The District Court of the Virgin Islands recently addressed, albeit briefly, the dueling standards as to whether screening incoming lateral lawyers will avoid the imputation of their conflicts of interest to the new firm.  The district court’s local rules (like many others) adopt verbatim the ABA Model Rules of Professional Conduct as the rules governing attorneys before the court.  A few years ago, the ABA changed positions and agreed that screening will indeed avoid imputation of lateral lawyers’ conflicts.  Notwithstanding the ABA’s decision to embrace screening for lateral moves, the jurisdictions are split.  Indeed, the majority of state jurisdictions still embrace no such screening or embrace it only in more limited situations.  (As examples of these limited situations, the Restatement permits screening to avoid imputation only if “any confidential client information communicated to the personally prohibited lawyer is unlikely to be significant in the subsequent matter,” an approach Minnesota and North Dakota essentially follow,[1] and many states permit screening only if the personally disqualified lawyer did not have “primary responsibility for” or a “substantial role in” the matter while at the previous firm.[2])

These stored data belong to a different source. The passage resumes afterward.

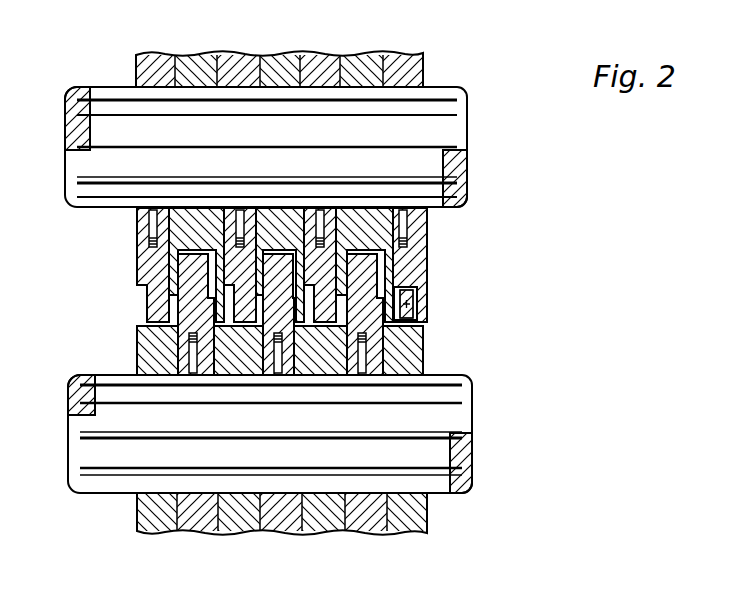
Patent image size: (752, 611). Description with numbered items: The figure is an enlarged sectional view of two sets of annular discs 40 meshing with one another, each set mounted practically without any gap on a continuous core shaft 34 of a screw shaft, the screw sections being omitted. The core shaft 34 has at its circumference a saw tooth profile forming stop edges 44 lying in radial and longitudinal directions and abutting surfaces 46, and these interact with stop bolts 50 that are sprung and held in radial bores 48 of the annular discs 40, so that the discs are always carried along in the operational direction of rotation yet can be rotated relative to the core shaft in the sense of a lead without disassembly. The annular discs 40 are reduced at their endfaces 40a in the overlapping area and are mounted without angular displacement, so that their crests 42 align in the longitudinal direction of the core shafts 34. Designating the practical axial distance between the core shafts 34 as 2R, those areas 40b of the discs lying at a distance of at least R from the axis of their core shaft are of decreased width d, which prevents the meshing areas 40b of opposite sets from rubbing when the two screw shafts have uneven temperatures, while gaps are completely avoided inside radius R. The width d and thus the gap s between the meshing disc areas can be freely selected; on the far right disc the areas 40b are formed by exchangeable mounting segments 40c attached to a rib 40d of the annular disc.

The core shaft 34 is at (437, 118).
The crests 42 is at (273, 207).
The stop edges 44 is at (447, 150).
The abutting surfaces 46 is at (115, 103).
The annular discs 40 is at (235, 365).
The endfaces 40a is at (137, 247).
The meshing areas 40b is at (137, 303).
The exchangeable mounting elements or segments 40c is at (418, 315).
The rib 40d is at (417, 300).
The radial bores 48 is at (197, 343).
The stop bolts 50 is at (412, 222).
The gap s is at (428, 268).
The width d is at (118, 297).
The radius R is at (423, 293).
The axial distance 2R is at (440, 148).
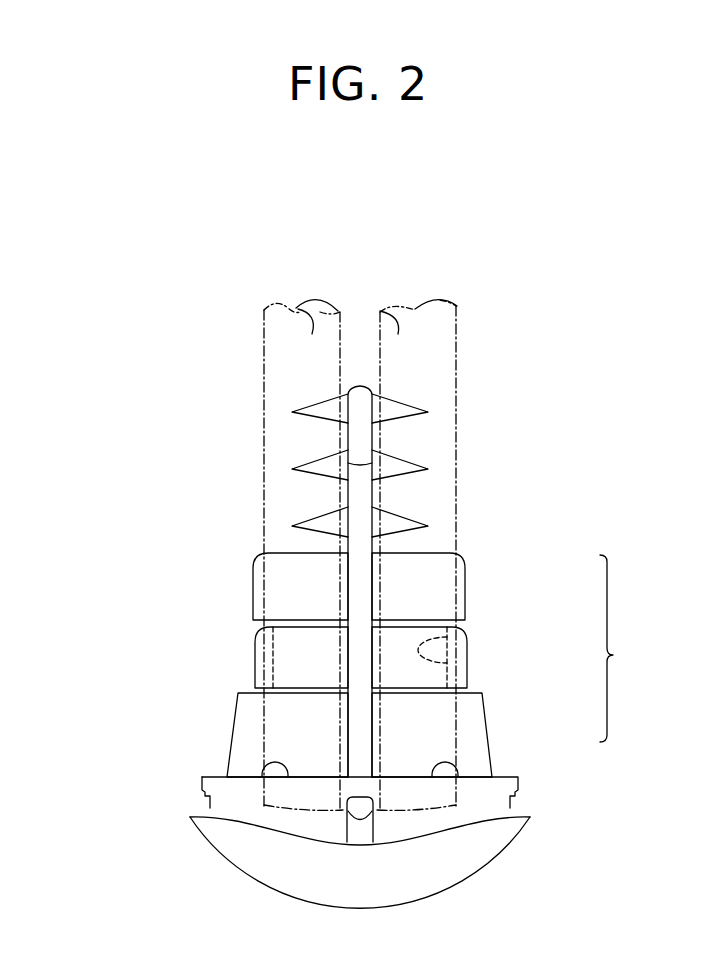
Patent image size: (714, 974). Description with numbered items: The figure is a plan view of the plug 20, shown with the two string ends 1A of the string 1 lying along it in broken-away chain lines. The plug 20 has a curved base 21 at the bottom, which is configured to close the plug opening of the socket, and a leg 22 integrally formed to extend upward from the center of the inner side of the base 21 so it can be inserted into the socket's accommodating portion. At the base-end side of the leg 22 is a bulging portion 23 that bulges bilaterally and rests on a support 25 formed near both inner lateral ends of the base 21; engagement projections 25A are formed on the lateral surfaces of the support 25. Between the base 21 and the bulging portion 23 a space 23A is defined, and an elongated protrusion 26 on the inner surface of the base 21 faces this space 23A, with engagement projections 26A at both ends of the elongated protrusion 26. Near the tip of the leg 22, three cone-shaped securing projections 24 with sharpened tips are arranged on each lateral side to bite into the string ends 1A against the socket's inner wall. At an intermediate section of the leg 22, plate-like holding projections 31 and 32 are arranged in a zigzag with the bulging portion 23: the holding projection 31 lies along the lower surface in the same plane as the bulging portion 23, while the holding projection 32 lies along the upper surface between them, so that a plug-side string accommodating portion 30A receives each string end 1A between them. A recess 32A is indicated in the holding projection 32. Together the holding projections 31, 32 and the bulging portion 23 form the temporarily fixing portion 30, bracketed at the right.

The string 1 is at (435, 266).
The string ends 1A is at (387, 307).
The plug 20 is at (148, 876).
The base 21 is at (260, 883).
The leg 22 is at (363, 389).
The bulging portion 23 is at (493, 722).
The space 23A is at (427, 795).
The securing projections 24 is at (312, 458).
The support 25 is at (515, 805).
The engagement projections 25A is at (518, 783).
The elongated protrusion 26 is at (360, 835).
The engagement projections 26A is at (355, 815).
The temporarily fixing portion 30 is at (621, 648).
The plug-side string accommodating portion 30A is at (418, 595).
The holding projection 31 is at (465, 575).
The holding projection 32 is at (467, 665).
The middle block recess 32A is at (447, 637).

Here, the plaintiff filed a motion to disqualify the opposing firm (i.e., the plaintiff’s former lawyer’s new firm), using two main arguments: (1) that the superior court of the Virgin Islands (which applies the Virgin Islands Rules of Professional Conduct, not the Model Rules) had earlier disqualified the same firm in another matter despite the firm’s screening; and (2) even if screening could avoid imputation in the district court, the Model Rules require notice of the screening to be sent “promptly” to the lawyer’s former client, and the firm failed to send that notice until more than two weeks after the lawyer had joined the firm.  After finding that the firm had timely and adequately screened the incoming lawyer before he began employment at the new firm, the district court noted that its ethical rules (i.e., the Model Rules) do not call for imputation of the lawyer’s conflict to the members of the new firm.  The Virgin Islands “Supreme Court Rule 211.1.10 – in contrast to MRPC 1.10—does not contain a provision for screening a lawyer who transfers from one firm to another.”  The court also rejected plaintiff’s second argument without much analysis; the court simply “conclude[d] that the notification and certification letter was timely under the circumstances” and denied the motion.

The full opinion is available here: Denero v. Palm Horizons Mgmt., Inc., No. CV 2013-73, 2015 WL 1004672 (D.V.I. Mar. 4, 2015).


 

[1]         See Minn. Rules of Prof’l Conduct R. 1.10(b)(1); N.D. Rules of Prof’l Conduct R. 1.10(b)(1)-(2); Restatement (Third) of Law Governing Lawyers § 124(2)(a) (2000).

[2]        See, e.g., Ind. Rules of Prof’l Conduct R. 1.10(c)(1) (permitting screening only if “the personally disqualified lawyer did not have primary responsibility for the matter that causes the disqualification under Rule 1.9”); Mass. Rules of Prof’l Conduct R. 1.10(d)(2).